J’ai également adoré « Howto³« , tutoriel cinématographique immersif d’Elisabeth Caravella et « I’m here to learn so :))))) » de Zach Blas et Jemima Wyman qui voit Ty, le chatbot que Microsoft a eu l’idée de génie d’envoyer sur Twitter pour apprendre le langage des millenials et qui a fini nazie au bout de quelques heures, reprendre vie et nous raconter son histoire et philosopher sur la vie et la mort d’une IA.
Je ne peux évidemment pas tout te raconter et je n’ai d’ailleurs pas tout pu regarder dans le détail mais cette exposition et les œuvres que l’on y découvre sont passionnantes et je t’encourage vraiment à y aller si tu passes par Paris.
Un week-end par mois, des rencontres, performances, concerts sont organisés en parallèle à l’exposition et apportent un regard supplémentaire aux problématiques abordées. En mai, le rendez-vous est le weekend du 18 et 19 et s’intitule « Dea Ex-Machina ». De la femme mécanique aux sexbots, des cyborgs aux avatars, ce week-end revisite l’imaginaire de la femme machine et explore la question du corps et de sa représentation dans l’univers numérique.

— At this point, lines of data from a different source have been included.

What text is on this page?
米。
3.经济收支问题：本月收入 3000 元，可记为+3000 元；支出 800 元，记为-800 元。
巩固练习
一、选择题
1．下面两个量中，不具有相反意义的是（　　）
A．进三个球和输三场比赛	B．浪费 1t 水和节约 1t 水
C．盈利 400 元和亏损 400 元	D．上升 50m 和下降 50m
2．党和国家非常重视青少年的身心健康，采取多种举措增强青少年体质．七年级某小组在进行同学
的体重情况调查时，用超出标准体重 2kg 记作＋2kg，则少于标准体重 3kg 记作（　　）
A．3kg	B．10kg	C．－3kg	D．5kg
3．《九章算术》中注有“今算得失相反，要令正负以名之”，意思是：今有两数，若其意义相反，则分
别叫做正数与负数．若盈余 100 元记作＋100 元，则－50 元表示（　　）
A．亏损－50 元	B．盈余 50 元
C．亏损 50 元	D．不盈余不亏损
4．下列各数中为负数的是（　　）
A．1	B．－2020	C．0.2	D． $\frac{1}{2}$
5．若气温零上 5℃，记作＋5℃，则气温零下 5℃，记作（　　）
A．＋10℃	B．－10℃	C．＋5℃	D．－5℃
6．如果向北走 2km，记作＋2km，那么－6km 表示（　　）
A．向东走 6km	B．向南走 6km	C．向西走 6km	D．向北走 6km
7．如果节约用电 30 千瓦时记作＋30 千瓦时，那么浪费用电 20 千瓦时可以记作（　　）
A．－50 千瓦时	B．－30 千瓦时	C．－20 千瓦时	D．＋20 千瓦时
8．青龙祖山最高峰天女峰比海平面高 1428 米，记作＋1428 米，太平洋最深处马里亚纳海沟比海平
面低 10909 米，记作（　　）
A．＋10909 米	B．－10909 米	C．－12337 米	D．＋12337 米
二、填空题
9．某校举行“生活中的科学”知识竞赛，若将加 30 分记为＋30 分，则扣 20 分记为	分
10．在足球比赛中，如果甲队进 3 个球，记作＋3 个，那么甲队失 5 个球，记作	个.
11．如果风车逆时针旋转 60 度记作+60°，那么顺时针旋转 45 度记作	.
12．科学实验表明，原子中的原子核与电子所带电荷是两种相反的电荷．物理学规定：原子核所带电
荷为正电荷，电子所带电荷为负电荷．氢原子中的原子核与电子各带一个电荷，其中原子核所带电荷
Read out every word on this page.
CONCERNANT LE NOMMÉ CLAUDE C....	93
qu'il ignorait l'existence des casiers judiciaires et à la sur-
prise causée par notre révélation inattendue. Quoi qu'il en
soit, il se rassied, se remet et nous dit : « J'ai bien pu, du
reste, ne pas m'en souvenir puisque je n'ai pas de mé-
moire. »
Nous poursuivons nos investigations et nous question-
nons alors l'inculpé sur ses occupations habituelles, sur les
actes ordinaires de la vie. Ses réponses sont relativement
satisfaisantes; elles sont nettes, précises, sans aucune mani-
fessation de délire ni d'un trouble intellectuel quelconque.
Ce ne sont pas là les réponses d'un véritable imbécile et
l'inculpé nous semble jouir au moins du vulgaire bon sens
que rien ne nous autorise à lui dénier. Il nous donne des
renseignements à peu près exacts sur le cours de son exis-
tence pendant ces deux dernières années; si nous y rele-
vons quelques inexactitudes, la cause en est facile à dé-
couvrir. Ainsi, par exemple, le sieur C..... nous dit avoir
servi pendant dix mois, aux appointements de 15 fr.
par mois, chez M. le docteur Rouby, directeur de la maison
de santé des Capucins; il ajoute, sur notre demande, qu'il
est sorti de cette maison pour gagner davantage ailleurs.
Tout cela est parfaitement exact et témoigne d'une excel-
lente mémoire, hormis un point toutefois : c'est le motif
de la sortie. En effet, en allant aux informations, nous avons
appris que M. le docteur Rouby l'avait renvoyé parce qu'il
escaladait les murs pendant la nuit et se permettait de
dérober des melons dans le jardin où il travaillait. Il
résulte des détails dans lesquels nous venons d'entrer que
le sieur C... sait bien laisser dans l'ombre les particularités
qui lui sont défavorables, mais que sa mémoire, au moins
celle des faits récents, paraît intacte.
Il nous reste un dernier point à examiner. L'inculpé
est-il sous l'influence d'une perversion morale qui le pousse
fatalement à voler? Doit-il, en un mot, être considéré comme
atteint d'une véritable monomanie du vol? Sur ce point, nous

Pour plus d’infos, rends-toi sur le site de la Gaieté Lyrique, tu peux même y réserver ta place pour 6 à 8 euros.
Je te donne également le lien vers le livret de l’expo ainsi que le livret pédagogique (qui s’adresse a priori aux enseignant·es mais duquel tout un chacun peut tirer des informations intéressantes).
« Computer Grrrls, Histoire·s, genre·s, technologie·s » à la Gaité Lyrique, 3 bis rue Papin, 75003 Paris, du 14 mars au 14 juillet 2019. Ouvert du mardi au samedi de 14h à 20h et le dimanche de 14h à 19h. Fermeture exceptionnelle le 1er mai. Compter 1 à 2 heures de visite.
image de couverture : Nadja Buttendorf, Soft Nails ❤ [ASMR Kleincomputer Robotron KC87] <3, videostill.